Before the current Games she had won a gold (in mixed doubles in 2006 in Doha), three silver medals (women's singles and team in 2006 and in mixed doubles in 2010 at Guangzhou) and two bronze medals (women's singles and doubles in Guangzhou). Besides, she also won silver (singles) and bronze (doubles) in the 2010 Commonwealth Games in Delhi.
Sania said she has played her part as a mentor to her women teammates here who are of the same age as her younger sister and is hoping they win medals on their own in the next Games which are scheduled at Jakarta in 2018. "I have a good rapport with these girls and I am always there to help if they ask. They are all of my sister's age, like babies for me. They are 7-8 years younger than me. I am sharing a room with one of them."
"Most definitely these are the best youngsters we have had in a while. My doubles partner (Prarthana) has some potential and is still pretty young. We need to build on this. I hope this gives them a lot of confidence that they can achieve certain things," Sania said. "I have held this flag for a long time. It will be great to pass it on to someone else. Hopefully by the next Asian Games, they will be ready to win a medal by themselves," she added.
Sania, who was the world no 23 at her peak in singles, pointed out quite a few factors like lack of guidance and proper coaching as reasons for the other Indian women being unable to break into even the top 200 In singles. "There are a few reasons. I definitely think planning is one of them, lack of knowledge and lack of maybe even coaching abilities at certain levels. I think a lot of coaches in India haven't seen what it takes to really make it because they have not produced anyone nor have they been at that level.
"I am not saying you need to be a great tennis player to be a coach, but you need to have watched at the highest level to be a good coach. The best they might have watched is the WTA event a few years ago." She also said that most of the women players are content to play at the USD 25,000 level which was simply not enough to go places in the world.
"Tennis is very competitive these days. Physically as well they struggle a bit, there are a bunch of reasons. I have been trying to help them with scheduling, trying to tell them which tournament to take part in." First of all they need to come out of the USD 25000 tournaments try and believe they can do better at the bigger tournaments. That's one of the main things. That's where they have to perform," Sania said.
"You are not going to play these for the rest of your life. If you do so you will remain in the 300 rankings for the rest of your career. That's what they have been doing, go for the easier options.
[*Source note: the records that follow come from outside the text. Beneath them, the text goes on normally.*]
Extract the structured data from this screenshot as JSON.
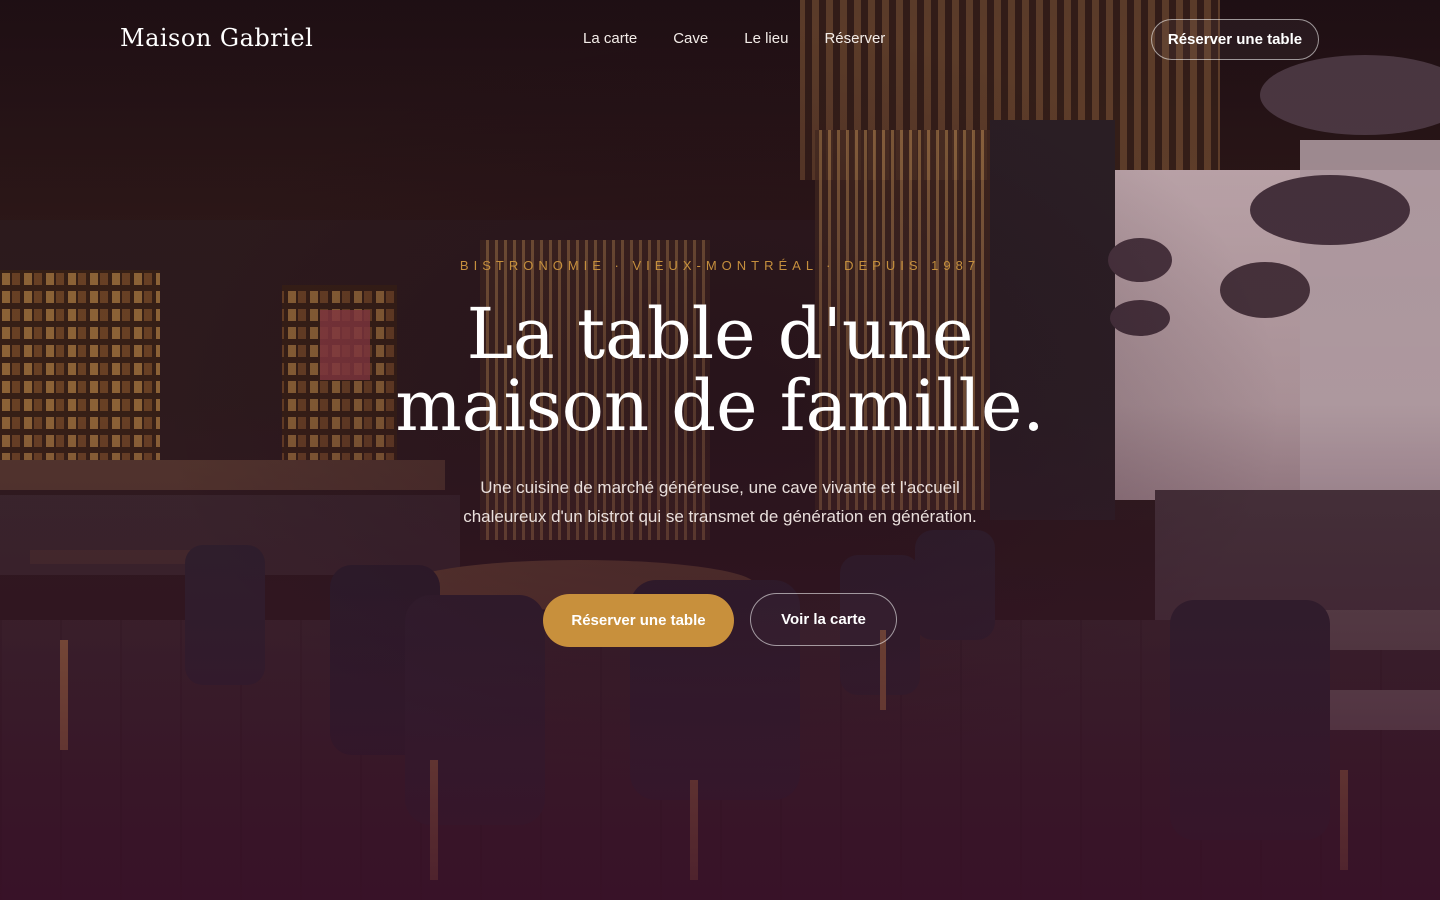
{
  "header": {
    "brand": "Maison Gabriel",
    "nav": [
      {
        "label": "La carte"
      },
      {
        "label": "Cave"
      },
      {
        "label": "Le lieu"
      },
      {
        "label": "Réserver"
      }
    ],
    "cta_label": "Réserver une table"
  },
  "hero": {
    "eyebrow": "BISTRONOMIE · VIEUX-MONTRÉAL · DEPUIS 1987",
    "headline_line1": "La table d'une",
    "headline_line2": "maison de famille.",
    "subtitle": "Une cuisine de marché généreuse, une cave vivante et l'accueil chaleureux d'un bistrot qui se transmet de génération en génération.",
    "primary_button": "Réserver une table",
    "secondary_button": "Voir la carte",
    "background_image": "restaurant-interior-photo"
  },
  "colors": {
    "accent": "#c8903c",
    "eyebrow": "#c58f3d",
    "overlay": "#3a1028"
  }
}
It's not because they want to but because of lack of guidance at certain levels. About her own career and her immediate plans she said she was leaving tomorrow morning to play in the September 27-October 5 China Open with Cara Black, and would probably play tomorrow afternoon.
"It's been rough last couple of weeks. Since the US open I have not had any time really. I came back after New York and had literally three days at home. I was not even over jetlag when I left for Tokyo and then came here. It's a good problem to have, it has been busy. After that I go to Singapore (for the WTA season-ending finals)," she said.
Sania said her season so far, especially the second half, has been pretty good and she wanted to finish it on a high. "It's been a great year and especially the second half of the season has been unbelievable. Hopefully we (she and Black) can finish on a high, can win here (with Thombare) and hopefully go to Singapore which has been the highlight of my career. I want to do well there," she said.